Not widely produced since its premiere at Chicago’s House Theater in 2007, “The Nutcracker” created by Jake Minton (book and lyrics), Phillip Klapperich (book), and Kevin O’Donnell (music) is about a contemporary family whose Marine son Fritz is killed in battle just before Christmas. His parents and younger sister Clara are, of course, devastated. The plot then fast-forwards to the following Christmas when magical Uncle Drosselmeyer shows up and presents Clara with a gift — a nutcracker made in the image of Fritz. She is thrilled. Her still depressed parents are not. At midnight the nutcracker transforms into Fritz and helps Clara, along with a humorous contingent of toys-come-to-life, including Monkey, Doll and Robot, wage battle against a band of Christmas-hating, red-eyed rats.
Round House’s family-friendly production opens with a charming pantomime ballet. The evergreen on the door has yet to be swapped out for a wreath of black mourning and guests are arriving for a happy Christmas party. Before donning his sock monkey suit, Gartshore briefly plays flamboyant, fun-loving partygoer Marcel. “In the stage directions,” says the out actor, “Marcel is described as a longtime bachelor and family friend. So I sort of took that and ran with it.”

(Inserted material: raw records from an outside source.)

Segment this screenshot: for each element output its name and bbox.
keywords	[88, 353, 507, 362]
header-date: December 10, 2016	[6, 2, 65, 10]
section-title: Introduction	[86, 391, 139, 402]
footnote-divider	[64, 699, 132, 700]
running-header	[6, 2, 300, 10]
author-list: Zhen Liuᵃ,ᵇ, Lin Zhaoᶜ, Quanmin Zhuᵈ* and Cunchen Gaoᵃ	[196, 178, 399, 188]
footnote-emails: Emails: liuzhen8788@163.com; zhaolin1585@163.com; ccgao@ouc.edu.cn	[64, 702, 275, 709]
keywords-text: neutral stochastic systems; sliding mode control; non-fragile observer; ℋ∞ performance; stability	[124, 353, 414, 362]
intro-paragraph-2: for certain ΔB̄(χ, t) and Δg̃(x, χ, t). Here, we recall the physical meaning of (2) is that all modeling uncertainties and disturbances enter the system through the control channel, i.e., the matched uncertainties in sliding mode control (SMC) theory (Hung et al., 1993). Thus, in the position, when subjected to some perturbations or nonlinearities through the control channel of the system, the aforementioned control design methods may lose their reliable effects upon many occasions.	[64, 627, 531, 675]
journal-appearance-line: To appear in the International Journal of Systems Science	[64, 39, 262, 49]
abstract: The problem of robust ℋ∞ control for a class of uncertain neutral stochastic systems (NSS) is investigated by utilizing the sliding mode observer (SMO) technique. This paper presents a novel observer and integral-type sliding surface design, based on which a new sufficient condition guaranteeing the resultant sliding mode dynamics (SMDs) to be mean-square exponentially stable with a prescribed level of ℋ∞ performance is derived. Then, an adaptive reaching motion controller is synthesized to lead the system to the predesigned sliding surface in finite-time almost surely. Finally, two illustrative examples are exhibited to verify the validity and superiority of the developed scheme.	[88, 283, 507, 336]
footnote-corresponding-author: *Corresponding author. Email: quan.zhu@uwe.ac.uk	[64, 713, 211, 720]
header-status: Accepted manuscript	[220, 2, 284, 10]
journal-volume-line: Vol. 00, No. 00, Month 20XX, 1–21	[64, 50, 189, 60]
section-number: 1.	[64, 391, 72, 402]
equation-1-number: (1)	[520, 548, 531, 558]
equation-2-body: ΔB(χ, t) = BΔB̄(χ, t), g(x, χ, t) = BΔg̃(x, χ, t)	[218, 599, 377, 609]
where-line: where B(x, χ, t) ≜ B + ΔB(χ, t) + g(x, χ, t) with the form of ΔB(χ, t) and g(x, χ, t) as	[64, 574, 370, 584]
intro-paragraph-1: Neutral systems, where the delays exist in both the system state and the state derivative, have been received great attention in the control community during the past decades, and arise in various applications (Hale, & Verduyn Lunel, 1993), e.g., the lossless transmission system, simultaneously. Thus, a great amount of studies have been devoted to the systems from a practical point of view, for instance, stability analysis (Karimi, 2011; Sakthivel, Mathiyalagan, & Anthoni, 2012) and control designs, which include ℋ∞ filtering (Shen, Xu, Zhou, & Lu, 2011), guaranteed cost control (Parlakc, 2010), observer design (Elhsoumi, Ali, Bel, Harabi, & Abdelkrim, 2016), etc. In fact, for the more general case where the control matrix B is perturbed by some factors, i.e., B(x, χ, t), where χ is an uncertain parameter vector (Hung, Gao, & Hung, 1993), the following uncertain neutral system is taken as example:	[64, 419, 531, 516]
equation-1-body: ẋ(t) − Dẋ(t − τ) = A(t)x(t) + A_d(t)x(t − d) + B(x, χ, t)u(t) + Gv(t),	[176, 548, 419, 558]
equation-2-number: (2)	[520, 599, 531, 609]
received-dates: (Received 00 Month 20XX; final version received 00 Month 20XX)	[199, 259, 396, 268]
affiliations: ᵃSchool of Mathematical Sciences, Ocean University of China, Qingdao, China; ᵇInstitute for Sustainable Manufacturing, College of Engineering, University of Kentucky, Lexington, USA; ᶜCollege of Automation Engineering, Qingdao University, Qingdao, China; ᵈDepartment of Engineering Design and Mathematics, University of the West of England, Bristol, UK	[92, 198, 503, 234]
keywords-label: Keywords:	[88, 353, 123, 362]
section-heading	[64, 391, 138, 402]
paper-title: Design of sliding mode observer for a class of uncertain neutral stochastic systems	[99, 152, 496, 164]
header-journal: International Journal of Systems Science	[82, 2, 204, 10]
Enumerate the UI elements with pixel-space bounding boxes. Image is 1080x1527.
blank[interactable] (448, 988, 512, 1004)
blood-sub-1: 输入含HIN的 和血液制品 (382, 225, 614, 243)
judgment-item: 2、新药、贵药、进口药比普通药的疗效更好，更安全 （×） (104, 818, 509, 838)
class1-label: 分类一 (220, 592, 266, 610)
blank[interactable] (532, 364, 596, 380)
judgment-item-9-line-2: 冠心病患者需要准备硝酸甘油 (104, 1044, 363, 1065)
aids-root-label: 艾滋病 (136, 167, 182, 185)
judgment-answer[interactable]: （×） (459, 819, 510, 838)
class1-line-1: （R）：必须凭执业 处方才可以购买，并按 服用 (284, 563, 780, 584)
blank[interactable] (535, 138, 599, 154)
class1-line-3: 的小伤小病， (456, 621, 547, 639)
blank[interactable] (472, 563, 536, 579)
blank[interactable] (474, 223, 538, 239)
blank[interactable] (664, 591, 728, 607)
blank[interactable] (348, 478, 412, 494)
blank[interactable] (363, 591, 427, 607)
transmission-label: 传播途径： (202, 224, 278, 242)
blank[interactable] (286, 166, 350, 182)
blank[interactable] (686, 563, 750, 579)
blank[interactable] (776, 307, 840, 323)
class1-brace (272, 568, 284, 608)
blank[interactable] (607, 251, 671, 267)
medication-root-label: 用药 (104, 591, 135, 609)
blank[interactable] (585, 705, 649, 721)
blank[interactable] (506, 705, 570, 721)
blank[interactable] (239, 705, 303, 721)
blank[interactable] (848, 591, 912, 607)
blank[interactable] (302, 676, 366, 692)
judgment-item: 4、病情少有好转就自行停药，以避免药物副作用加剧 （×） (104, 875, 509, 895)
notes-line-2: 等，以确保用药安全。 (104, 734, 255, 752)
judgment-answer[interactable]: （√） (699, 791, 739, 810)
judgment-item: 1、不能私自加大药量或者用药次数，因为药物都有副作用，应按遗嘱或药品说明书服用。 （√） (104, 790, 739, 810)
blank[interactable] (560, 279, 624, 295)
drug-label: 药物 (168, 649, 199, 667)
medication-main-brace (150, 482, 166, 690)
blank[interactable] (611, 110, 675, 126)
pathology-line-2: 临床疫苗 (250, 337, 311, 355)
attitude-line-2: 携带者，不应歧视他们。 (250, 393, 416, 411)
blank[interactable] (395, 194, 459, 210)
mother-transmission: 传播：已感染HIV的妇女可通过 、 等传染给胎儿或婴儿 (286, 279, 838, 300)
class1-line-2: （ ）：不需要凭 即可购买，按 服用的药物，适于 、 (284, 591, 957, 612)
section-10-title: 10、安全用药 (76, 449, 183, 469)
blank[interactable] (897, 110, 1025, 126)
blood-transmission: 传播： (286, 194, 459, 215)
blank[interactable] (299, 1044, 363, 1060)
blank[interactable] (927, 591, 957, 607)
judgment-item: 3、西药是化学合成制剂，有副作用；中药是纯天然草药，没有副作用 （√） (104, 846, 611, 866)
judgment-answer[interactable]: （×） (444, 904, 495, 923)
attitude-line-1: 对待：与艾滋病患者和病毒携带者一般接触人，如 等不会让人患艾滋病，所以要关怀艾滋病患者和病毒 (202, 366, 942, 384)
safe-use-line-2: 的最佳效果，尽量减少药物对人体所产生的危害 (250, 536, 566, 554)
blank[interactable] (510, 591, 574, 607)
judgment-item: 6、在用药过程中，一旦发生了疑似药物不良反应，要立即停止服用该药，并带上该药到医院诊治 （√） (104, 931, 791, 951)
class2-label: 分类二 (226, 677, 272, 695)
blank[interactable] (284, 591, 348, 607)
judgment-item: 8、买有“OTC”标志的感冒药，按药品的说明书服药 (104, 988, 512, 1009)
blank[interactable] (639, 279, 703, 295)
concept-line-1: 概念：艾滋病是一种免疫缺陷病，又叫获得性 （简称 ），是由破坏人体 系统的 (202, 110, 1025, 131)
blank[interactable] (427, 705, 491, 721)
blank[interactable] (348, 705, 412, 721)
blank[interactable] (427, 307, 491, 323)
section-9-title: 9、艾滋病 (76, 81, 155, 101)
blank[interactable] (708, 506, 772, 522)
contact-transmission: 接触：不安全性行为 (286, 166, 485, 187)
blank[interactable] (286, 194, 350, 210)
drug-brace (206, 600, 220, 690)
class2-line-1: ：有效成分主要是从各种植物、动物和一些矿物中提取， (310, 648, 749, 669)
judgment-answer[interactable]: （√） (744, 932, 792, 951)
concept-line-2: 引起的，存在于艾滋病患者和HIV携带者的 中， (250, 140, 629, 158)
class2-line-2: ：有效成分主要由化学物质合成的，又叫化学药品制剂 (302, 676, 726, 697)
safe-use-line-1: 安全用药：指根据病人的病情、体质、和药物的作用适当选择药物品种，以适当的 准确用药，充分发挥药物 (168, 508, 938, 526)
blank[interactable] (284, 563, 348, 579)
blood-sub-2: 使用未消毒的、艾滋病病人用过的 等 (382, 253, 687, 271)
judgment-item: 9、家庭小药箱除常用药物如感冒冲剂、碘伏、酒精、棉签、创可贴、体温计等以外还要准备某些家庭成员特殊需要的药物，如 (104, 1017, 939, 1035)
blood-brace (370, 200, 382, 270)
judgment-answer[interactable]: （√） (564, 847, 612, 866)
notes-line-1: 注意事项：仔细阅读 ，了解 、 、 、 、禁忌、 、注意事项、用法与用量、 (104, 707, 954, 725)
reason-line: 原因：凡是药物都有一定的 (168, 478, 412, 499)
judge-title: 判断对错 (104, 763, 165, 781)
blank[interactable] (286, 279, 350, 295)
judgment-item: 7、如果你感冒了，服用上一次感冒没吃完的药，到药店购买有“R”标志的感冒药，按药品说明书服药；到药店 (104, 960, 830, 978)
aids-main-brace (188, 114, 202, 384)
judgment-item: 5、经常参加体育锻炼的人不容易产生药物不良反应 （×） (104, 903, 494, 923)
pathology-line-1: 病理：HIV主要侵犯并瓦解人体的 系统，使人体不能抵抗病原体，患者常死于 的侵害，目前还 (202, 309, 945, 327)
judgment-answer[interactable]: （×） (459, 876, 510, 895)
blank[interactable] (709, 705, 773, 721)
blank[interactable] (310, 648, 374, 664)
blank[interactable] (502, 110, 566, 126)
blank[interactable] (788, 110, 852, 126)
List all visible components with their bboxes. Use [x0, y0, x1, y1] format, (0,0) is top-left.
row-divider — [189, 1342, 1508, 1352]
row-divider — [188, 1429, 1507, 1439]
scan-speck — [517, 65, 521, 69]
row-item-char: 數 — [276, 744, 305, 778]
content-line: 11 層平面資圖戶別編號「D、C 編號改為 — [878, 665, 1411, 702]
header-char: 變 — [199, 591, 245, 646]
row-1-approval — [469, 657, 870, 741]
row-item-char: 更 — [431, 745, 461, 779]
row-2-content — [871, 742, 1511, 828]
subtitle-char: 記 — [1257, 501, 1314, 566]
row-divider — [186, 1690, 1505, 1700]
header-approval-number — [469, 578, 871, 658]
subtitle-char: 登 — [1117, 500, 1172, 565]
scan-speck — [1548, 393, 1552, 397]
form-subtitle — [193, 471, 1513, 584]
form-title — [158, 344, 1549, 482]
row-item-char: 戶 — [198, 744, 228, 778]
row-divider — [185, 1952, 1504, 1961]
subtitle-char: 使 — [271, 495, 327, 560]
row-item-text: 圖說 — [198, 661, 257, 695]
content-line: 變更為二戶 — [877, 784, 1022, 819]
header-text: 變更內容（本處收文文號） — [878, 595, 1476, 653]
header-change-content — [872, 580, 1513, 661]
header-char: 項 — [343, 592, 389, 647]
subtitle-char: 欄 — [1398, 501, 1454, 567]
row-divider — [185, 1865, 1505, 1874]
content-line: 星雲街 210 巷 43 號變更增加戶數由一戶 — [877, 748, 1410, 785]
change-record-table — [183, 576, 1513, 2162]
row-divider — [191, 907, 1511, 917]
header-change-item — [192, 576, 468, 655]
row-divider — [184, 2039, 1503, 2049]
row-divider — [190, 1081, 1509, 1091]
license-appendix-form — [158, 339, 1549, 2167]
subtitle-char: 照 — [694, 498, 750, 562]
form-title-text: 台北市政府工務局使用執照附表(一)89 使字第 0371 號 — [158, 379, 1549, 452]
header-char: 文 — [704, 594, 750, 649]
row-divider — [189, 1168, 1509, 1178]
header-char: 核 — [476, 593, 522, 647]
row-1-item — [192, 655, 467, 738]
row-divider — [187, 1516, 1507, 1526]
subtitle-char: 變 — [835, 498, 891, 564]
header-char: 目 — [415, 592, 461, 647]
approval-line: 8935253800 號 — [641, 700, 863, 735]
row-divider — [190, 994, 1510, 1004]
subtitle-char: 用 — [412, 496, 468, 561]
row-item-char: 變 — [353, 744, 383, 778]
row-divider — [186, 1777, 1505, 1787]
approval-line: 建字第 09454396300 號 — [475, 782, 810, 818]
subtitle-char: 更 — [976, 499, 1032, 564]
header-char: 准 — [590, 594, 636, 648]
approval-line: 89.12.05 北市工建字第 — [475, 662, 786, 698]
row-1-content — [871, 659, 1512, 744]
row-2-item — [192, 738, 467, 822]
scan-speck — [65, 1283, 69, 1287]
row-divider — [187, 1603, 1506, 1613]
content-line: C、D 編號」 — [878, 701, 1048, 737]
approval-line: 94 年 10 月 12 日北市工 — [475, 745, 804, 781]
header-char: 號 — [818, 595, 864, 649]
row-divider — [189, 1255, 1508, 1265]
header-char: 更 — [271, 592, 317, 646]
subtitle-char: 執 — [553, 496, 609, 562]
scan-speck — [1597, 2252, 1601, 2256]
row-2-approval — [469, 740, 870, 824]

Though he’d seen the ballet as a kid and knows Tchaikovsky’s score, Gartshore didn’t know this version. “In the first days of rehearsal we learned the show but also read the original story that inspired both the ballet and our play [E.T.A. Hoffmann’s 1816 short story ‘The Nutcracker and Mouse King’]. It’s really dark and whack, sort of like an acid trip. Joe [Calarco] got the ballet out of our head and we went with the story.” Calarco also had the cast (which besides Gartshore includes Lauren Williams, Erin Weaver, Evan Casey, Vincent Kempski, Sherri L. Edelen, Mitchel Hébert and Lawrence Raymond) watch a documentary titled “Last Letters Home,” a tribute to American troops killed during the Iraq war. “It was heart crushing, and it partly informed the approach to the show,” explains Gartshore.
“The Nutcracker’s” set — a sleek, blank red stage designed by James Kronzer — reminds the actor of the set from “Urinetown” (also by Kronzer), a 2006 Signature Theatre production that garnered Helen Hayes Awards for both Gartshore and Calarco. “There’s nothing onstage really but crazed creativity. It’s unleashed every night and we’re still coming up with things,” he says.
This won’t be the first time Gartshore has worked through the holidays. It comes with the profession. But he will especially miss returning to his hometown Sault Ste. Marie, Ontario, for Christmas this year because his brother has a new 10-month-old baby boy. “Yes,” he says, “Uncle Will will definitely miss seeing his little nephew overdosing on presents and Christmas stimuli. On the upside, it’s fun doing a show this time of year. You get a lot of folks who are coming to celebrate the holidays. And this is a show with a lot of internal integrity that also checks the holiday box.”
Next up, Gartshore is slated to play redneck Bobby “Cracker” Barrel in “The Fix” at Signature Theatre in August.